Mortgage rates held their groundover the weekend. Not any change today in the bond and mortgage markets. That has been the case now for about three weeks, although through each of the last three weeks during the week there were a number of volatile sessions. Recently the bond and MBS markets are best judged tracking prices and changes from Friday to Friday where there has been very little change. Today, as has been the situation for two weeks now, the bond and mortgage markets moved in tandem with how the stock market. For top tier scenarios, the most prevalently-quoted conforming 30yr fixed rate remains at 4.25%, with 4.125% coming into the picture depending on fees.
 
There were no data points today, and not many this week. The absence of domestic data shifts focus to global data or anything else that can be made into a trading point, or at least something to talk about.

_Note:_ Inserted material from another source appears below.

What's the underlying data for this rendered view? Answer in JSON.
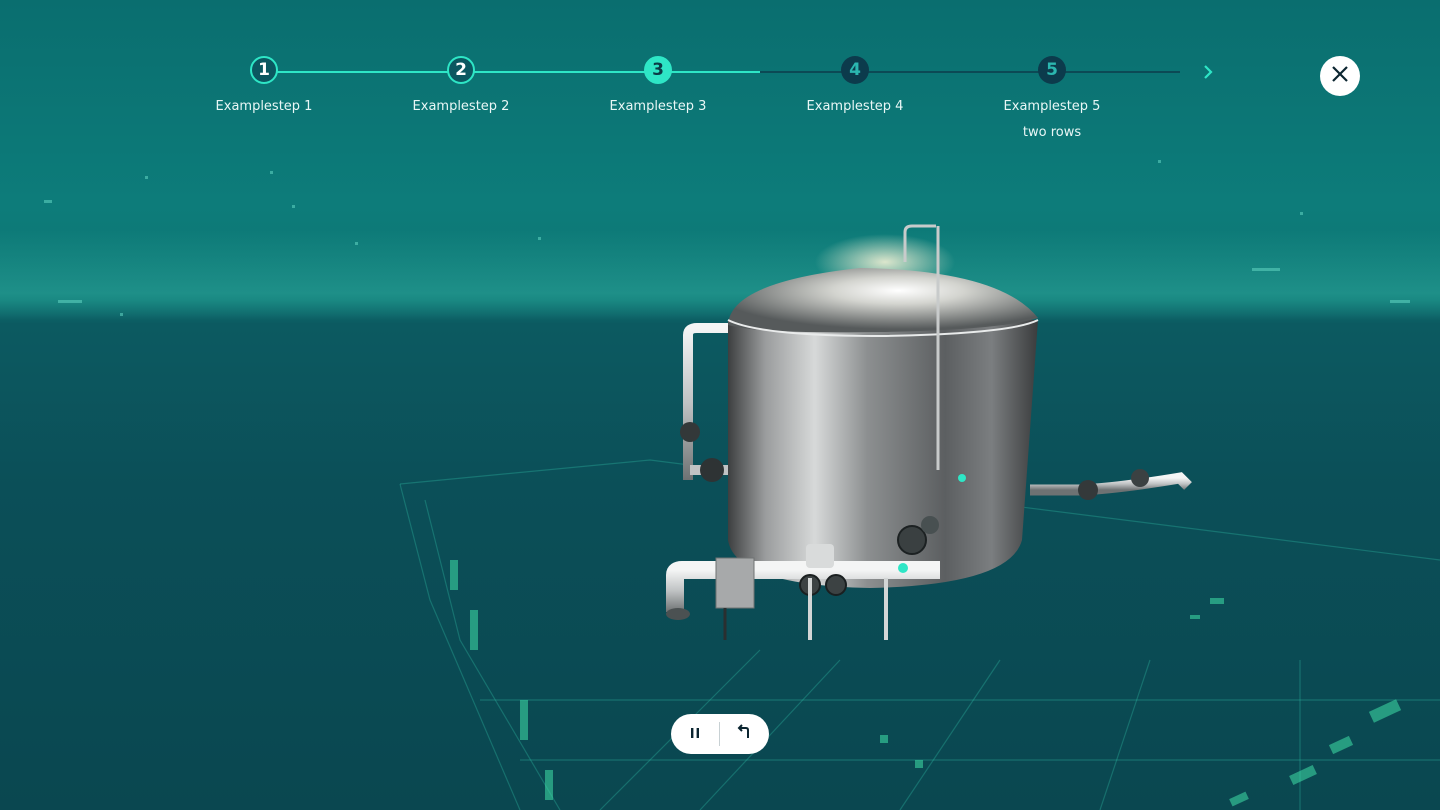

Tomorrow two of the week’s three key reports are out.
 
In summary, rates are still in the recent confined range.  I would still recommend locking anything within a 10-15 day window of closing. Not sure what the prospects truly are for a substantial pricing improvement moving forward. We are trading in a tight range of 20-30 bps on the 10 year US Treasury and most would agree that it is more likely we break higher than lower. I would be cautious as we progress into the end of August and into September. Europe's problems can be here today gone tomorrow. I believe this week's data is a non-market mover - therefore we are subject to traders perception, geopolitics, and foreign economic events.